Richard pourra partir en guerre contre les révoltés d’Irlande. Oui mais… La guerre demande de l’argent et il n’en a plus. Pourquoi alors ne pas confisquer les biens des bannis ? Mauvaise idée et à courte vue, nous le verrons. Christophe Rauck et son dramaturge Lucas Samain ont fait maigrir le texte, juste ce qu’il faut, de quoi en affiner les muscles. Cela vaut aussi pour la scénographie d’Alain Lagarde comme pour la direction des acteurs.

Sur le plateau, deux tribunes s’écartent pour le libérer : on reconnaît le dispositif de la Chambre de Communes, image importante qui devrait rappeler sans cesse à Richard de ne pas oublier son peuple. Ce qu’a bien compris Bolingbroke, le «populiste»… Les tribunes glissent, roulent et se placent, en un mouvement et un rythme impeccables, pour devenir rivages marins, jardins, collines… Pour la clarté de l’histoire et pour sa rapidité, les noms des lieux sont projetés sur un tulle et pour donner quand même une place au lyrisme et à l’hyperbole, des vidéos d’immenses vagues en furie sont projetées au lointain. C’est peu, c’est beaucoup et cela fonctionne à la perfection.

Les acteurs ont la même efficacité; ici, on ne perd pas de temps avec les nuances psychologiques et on affronte les situations et pulsions qui en sont l’origine ou la conséquence. Ainsi Micha Lescot fait vaciller la démarche du roi, entre son royaume qui lui pèse et l’encombre, et sa royauté qui le tient.
L
a reine (Cécile Garcia-Fogel) joue sur le versant prophétique de l’amour et là où son Richard exprime sa tendresse, elle dit ses craintes. Comme un tour de passe-passe, en quelques secondes, Thierry Bosc quitte la défroque de Jean de Gand mourant ( le duc de Lancaster, pour la clarté de la suite…) et revient en duc d’York, protecteur du royaume en l’absence du roi. De l’intraitable loyauté du premier, il passe à la fermeté plus que chancelante du second : il se déclare assez vite «neutre» devant la progression rapide des armées de Bolingbroke, le nouveau duc de Lancaster venu reconquérir ses biens. Humour shakespearien…
Tous dont les jeunes comédiens venus de l’école du Théâtre du Nord, ont la même économie de jeu : engagement physique et précision dans l’interprétation, comme on le dirait de musiciens.
Cela tient beaucoup à la traduction de Jean-Michel Déprats : une véritable machine à jouer : rythme, humour, jeux sur les mots… Aux acteurs de lui donner chair. Ce qu’ils font tous, avec générosité. Et peu à peu, sous l’épopée, nous voyons naître la tragédie. Bolingbroke a voulu d’abord défendre son bien, son titre et son orgueil mais n’a jamais cessé de regarder et d’écouter le peuple, d’où l’importance de la tribune des Communes, signe de la légitimité qu’il pourrait en recevoir. Son ambition royale est déjà à l’œuvre.

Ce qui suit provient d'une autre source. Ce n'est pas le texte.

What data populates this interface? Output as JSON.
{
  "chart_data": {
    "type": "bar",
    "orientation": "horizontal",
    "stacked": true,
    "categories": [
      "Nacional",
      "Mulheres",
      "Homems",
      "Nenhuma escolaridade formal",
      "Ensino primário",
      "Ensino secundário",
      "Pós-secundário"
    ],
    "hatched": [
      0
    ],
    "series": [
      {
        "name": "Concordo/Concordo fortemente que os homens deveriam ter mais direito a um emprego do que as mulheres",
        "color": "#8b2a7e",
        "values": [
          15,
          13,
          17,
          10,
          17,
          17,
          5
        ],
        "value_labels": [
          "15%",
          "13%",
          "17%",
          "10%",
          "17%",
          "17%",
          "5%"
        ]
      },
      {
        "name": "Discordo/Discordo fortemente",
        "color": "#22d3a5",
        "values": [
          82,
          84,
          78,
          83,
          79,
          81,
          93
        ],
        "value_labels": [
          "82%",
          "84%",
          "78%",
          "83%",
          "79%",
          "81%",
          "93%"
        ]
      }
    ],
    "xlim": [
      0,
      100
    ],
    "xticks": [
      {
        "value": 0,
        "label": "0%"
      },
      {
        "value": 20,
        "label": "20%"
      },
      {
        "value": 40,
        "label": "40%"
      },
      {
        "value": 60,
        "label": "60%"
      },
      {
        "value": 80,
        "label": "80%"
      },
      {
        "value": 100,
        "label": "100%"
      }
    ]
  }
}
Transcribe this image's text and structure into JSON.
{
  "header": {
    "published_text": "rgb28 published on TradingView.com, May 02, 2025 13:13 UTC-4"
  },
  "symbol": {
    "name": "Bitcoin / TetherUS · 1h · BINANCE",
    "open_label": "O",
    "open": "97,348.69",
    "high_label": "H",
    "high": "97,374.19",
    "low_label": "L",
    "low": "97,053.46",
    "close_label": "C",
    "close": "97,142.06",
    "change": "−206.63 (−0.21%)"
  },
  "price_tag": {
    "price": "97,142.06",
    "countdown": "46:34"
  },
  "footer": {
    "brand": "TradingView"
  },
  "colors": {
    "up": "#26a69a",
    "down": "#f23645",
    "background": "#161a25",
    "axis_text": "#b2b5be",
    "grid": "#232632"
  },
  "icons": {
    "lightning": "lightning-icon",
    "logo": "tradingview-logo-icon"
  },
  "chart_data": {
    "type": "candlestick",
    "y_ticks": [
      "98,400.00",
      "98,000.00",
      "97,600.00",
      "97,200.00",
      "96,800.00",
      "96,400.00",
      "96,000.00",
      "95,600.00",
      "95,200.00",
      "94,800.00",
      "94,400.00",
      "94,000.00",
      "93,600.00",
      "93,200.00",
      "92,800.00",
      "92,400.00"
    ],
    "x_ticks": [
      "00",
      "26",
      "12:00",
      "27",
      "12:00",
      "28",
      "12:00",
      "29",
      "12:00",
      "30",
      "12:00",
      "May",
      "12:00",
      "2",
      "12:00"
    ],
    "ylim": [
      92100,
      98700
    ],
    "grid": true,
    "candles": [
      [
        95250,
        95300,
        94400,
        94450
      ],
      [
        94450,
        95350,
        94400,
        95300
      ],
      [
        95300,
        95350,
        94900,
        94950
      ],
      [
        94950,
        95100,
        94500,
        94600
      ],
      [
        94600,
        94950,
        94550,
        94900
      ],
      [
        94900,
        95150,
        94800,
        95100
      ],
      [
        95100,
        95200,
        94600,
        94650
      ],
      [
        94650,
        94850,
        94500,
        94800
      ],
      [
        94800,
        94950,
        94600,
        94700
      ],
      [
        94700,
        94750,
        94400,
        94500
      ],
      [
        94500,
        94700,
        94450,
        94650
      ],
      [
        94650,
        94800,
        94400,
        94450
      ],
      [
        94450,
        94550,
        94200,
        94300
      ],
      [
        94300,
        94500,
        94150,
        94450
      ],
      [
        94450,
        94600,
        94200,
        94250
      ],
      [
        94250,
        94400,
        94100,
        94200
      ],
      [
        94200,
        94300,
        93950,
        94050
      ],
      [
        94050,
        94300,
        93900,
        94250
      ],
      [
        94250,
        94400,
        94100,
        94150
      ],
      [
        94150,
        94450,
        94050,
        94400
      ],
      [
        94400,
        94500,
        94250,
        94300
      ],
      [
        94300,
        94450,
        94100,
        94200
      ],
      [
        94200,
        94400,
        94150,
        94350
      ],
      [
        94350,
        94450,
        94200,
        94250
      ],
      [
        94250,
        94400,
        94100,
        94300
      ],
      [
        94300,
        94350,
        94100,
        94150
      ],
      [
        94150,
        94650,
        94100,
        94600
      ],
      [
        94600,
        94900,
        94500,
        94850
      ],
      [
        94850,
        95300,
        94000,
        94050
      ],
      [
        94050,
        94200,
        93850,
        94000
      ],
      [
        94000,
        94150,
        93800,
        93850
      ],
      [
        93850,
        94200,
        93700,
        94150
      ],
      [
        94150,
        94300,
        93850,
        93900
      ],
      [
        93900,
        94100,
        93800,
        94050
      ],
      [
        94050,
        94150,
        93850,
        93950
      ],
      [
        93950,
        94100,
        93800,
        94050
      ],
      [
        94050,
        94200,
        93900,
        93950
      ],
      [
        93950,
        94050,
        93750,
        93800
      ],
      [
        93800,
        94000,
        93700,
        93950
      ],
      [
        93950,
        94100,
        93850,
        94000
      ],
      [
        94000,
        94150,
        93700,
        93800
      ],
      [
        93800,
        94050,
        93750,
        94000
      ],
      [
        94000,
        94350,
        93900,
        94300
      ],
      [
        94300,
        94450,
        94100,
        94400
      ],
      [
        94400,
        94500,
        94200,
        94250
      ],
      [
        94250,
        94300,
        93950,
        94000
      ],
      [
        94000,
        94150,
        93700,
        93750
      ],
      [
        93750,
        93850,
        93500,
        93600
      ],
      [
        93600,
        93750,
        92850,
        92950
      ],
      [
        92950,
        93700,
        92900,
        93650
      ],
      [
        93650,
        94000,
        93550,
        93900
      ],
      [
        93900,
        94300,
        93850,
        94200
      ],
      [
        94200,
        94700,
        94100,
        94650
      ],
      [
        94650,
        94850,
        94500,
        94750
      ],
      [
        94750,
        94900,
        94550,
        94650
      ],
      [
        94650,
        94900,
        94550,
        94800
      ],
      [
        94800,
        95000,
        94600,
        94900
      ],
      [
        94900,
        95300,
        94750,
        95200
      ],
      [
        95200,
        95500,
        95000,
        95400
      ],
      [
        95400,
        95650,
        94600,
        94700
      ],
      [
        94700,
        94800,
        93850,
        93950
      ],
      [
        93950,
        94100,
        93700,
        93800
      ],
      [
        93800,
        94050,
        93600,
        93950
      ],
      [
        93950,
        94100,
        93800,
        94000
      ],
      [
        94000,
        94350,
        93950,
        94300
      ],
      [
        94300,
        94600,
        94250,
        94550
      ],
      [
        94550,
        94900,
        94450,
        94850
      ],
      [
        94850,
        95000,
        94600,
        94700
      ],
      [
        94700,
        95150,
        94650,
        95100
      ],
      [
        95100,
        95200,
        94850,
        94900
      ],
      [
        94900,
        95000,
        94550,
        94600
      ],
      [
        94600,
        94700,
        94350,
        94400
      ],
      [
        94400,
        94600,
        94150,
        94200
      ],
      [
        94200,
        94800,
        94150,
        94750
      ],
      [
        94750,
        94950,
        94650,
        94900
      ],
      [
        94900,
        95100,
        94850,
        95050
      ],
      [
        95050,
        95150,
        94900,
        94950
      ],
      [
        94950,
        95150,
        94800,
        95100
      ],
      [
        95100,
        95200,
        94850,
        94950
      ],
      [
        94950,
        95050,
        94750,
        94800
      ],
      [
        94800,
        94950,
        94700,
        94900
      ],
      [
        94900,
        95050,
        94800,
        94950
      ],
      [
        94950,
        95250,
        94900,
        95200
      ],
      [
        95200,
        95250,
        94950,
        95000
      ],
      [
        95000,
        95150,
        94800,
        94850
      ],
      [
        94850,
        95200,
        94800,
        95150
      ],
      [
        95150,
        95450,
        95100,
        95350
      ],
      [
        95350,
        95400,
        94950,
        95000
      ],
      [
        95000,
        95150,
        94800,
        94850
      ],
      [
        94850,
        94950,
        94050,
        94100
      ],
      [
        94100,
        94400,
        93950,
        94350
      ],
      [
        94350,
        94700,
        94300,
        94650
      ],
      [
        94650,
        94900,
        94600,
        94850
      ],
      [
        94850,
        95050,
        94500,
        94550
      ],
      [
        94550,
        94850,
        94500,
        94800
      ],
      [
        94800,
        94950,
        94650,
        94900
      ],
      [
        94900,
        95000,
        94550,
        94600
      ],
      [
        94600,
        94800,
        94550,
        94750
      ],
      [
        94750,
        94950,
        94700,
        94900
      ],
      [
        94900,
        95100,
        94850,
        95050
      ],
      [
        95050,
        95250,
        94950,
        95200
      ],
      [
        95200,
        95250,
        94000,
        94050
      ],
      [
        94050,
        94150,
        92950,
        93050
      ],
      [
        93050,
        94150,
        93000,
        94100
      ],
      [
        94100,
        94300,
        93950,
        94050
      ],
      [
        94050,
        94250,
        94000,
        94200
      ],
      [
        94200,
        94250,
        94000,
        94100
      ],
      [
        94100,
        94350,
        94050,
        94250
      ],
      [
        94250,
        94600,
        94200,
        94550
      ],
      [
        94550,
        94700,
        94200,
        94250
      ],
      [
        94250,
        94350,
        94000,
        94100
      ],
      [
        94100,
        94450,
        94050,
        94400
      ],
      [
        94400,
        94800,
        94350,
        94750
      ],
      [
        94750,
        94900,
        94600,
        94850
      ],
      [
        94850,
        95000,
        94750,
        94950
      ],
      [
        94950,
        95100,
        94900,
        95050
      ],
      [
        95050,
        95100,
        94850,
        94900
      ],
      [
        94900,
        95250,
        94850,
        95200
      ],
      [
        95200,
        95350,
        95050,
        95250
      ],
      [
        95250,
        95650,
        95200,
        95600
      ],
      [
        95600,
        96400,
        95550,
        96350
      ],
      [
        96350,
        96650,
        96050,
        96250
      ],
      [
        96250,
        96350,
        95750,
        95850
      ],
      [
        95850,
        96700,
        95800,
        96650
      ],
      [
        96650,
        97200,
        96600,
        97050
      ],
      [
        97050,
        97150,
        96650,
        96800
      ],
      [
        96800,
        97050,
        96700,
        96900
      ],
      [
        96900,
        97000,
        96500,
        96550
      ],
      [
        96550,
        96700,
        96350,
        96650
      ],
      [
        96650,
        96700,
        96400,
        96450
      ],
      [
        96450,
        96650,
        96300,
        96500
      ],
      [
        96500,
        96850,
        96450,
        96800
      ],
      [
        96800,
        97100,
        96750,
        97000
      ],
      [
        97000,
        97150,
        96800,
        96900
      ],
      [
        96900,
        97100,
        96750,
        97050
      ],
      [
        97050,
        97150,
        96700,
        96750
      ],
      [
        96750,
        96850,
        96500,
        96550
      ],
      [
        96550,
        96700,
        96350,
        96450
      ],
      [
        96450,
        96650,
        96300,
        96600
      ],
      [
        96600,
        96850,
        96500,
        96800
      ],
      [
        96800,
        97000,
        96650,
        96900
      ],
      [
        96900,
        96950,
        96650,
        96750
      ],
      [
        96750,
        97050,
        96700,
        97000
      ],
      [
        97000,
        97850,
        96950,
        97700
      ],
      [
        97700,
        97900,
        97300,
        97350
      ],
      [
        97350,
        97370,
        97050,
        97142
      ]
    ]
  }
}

Le déroulement des faits le conduit à usurper le trône de Richard et à faire assassiner celui-ci, à la fois malgré lui et consentant. Le futur Henry IV sait que ce ne sera pas drôle. Le pouvoir rend fou, détruit et il faut le tenir. En commençant par écarter ceux qui vous ont aidé à le conquérir. Pour celui qui gagne, l’ingratitude est une vertu. Ce Richard II, au-delà d’une magnifique mise en scène, invite à une méditation sérieuse sur «la triste histoire de la mort des rois ».

Christine Friedel

Jusqu’au 15 octobre, Théâtre Nanterre-Amandiers, avenue Pablo Picasso, Nanterre (Hauts-de-Seine). T. : 01 46 14 70 00. Navette depuis le RER Nanterre-Préfecture et retour.

 


Archive pour 29 septembre, 2022

Foire foraine d’art contemporain, direction artistique de José-Manuel Gonçalvès et Fabrice Bousteau

Foire foraine d’art contemporain, direction artistique de José-Manuel Gonçalvès et Fabrice Bousteau

Le Cent-Quatre à Paris (XIX ème) a été ouvert en 2008 sur l’immense site de l’ancien Service municipal des pompes funèbres, 104 rue d’Aubervilliers à Paris (XIX ème). Après un début plus que chaotique et une faible fréquentation, son nouveau directeur José-Manuel Gonçalvès et son équipe mettront  tout en œuvre pour en faire ,avec succès; un centre de loisirs pour les habitants de ce quartier pas bien riche… Et toute la journée des jeunes gens viennent danser, y répéter gratuitement. Ce lieu très vivant est aussi doté de plusieurs salles de spectacles et d’expositions, cafés, librairies…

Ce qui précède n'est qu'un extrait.